In this particular instance, after I’d formatted eight poems with Barge’s requested headers and ensured that everything was correct in Pages, I exported a DOC file and opened it in Word 2008. While Word claimed that there were 14 pages as there should have been, when I tried printing from Word, I got 19 pages; it had inserted five blank pages that appeared neither in Word’s layout mode, nor in its page count. Also, my signature had moved somewhere silly, and one poem that I’d inserted as a PDF (in order to preserve its very unusual and precise word placement) came out at screen resolution, all blocky and barely legible. I had to mess with Word for a good long time before I could correct these issues.

I really wish more journals would accept PDF files electronically, because then you’d know that what you send off is exactly what they’re going to see. I understand that they typically want something editable, but why not request an editable file after accepting a piece? (Some journals do this. In my experience, they’ve also been the ones who take the care to send page proofs before publication, and correct every minuscule formatting error reported.)

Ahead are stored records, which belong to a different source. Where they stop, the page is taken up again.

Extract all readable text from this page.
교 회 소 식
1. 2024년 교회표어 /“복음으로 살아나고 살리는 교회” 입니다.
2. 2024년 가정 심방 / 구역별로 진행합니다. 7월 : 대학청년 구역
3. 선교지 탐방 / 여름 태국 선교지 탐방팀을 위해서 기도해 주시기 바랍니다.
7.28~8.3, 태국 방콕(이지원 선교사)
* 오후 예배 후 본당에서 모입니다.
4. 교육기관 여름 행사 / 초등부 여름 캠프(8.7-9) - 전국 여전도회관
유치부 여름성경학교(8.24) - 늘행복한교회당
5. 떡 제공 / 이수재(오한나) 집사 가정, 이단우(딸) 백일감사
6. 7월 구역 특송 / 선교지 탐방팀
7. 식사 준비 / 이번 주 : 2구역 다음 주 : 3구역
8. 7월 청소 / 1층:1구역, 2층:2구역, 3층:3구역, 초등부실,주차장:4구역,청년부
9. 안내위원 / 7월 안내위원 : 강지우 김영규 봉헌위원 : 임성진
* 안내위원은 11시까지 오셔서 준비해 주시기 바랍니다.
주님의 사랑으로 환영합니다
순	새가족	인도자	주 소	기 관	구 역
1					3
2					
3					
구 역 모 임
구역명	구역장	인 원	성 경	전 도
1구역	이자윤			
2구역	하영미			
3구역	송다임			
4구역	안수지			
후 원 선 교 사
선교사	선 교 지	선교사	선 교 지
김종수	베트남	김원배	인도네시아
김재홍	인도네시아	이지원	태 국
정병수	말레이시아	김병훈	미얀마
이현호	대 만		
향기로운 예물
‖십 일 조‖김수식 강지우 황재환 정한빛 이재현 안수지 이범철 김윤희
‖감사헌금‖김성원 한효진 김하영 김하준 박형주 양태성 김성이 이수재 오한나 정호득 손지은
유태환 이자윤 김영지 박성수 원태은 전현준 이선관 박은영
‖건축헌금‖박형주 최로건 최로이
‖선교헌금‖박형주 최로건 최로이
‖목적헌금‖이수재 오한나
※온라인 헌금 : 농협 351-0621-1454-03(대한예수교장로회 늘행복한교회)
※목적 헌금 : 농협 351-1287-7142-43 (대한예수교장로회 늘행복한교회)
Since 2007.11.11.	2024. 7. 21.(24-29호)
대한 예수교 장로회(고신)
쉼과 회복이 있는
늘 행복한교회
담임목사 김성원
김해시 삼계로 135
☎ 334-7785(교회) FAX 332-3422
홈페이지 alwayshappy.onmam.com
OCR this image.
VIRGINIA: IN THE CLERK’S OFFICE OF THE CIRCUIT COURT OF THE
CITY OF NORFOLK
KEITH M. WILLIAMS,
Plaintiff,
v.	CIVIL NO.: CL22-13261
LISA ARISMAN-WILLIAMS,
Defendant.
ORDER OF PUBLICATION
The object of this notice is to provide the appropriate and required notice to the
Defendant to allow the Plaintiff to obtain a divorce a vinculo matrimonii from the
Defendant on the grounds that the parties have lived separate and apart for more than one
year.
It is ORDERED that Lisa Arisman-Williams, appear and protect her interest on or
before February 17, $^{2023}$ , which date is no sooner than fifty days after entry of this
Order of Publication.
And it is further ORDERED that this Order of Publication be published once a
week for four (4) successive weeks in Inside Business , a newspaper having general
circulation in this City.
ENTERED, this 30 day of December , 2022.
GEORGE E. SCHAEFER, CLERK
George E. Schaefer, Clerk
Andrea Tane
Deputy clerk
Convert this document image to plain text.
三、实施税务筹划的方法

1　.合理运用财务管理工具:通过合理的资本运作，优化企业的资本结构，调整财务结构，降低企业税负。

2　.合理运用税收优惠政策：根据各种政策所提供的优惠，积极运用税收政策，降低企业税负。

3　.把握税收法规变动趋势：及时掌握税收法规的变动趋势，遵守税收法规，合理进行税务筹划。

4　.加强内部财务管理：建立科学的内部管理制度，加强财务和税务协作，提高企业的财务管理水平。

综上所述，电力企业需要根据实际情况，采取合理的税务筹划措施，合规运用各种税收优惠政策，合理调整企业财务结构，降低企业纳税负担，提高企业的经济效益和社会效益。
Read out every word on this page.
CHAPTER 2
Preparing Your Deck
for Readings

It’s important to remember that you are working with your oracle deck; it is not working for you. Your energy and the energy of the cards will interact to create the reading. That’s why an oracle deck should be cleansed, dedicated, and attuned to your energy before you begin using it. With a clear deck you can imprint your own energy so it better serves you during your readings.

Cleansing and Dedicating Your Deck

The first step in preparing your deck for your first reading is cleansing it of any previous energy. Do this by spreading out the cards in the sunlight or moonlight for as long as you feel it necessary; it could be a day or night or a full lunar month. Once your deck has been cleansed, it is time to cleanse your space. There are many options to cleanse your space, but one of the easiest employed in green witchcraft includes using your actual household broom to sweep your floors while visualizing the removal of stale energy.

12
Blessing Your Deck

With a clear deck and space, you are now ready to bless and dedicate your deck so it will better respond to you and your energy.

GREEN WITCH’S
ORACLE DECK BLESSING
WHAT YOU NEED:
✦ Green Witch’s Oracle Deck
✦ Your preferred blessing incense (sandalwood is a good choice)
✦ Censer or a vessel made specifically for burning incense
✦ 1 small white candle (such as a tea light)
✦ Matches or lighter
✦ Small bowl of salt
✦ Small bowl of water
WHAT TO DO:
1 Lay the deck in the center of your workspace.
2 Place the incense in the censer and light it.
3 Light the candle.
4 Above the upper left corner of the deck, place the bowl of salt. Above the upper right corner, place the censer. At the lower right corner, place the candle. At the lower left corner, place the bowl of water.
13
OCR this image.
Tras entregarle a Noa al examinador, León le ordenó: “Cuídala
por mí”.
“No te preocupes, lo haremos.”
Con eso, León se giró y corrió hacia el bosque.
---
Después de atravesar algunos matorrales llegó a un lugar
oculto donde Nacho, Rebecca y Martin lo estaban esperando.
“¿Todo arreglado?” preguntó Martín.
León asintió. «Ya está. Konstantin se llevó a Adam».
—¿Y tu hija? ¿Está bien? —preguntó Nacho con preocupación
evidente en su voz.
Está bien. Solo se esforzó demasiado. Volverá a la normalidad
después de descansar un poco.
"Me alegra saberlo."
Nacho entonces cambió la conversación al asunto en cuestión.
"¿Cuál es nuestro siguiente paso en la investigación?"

The biggest problem with all this is that I really do find myself less willing to write experimental poems that explore different ways for words to occupy their space, simply because I know that it’s going to be a problem when it comes time to submit them. So I wind up sticking to plain text, left-justified, single sizes, sparing use of italics or boldface, maybe using some tabs to align things. And there’s nothing wrong with that style. But sometimes I want to write lines that curve, or radiate from a central point, or turn upside-down. Sometimes I want to enclose a whole stanza in the first letter of another stanza. Sometimes I want to write in multiple colors to encourage alternative reading orders for the same words.

I do it anyway. But I do it knowing that no one else will likely read it. And there’s nothing wrong with that, either, but it does seem like a bit of a shame.

Journals: please accept PDF submissions. You’ll see more interesting poetry, and you can rest assured that even the more traditional stuff will meet your eyes just as the poet intended, with all its line breaks, alignments, and indentations intact.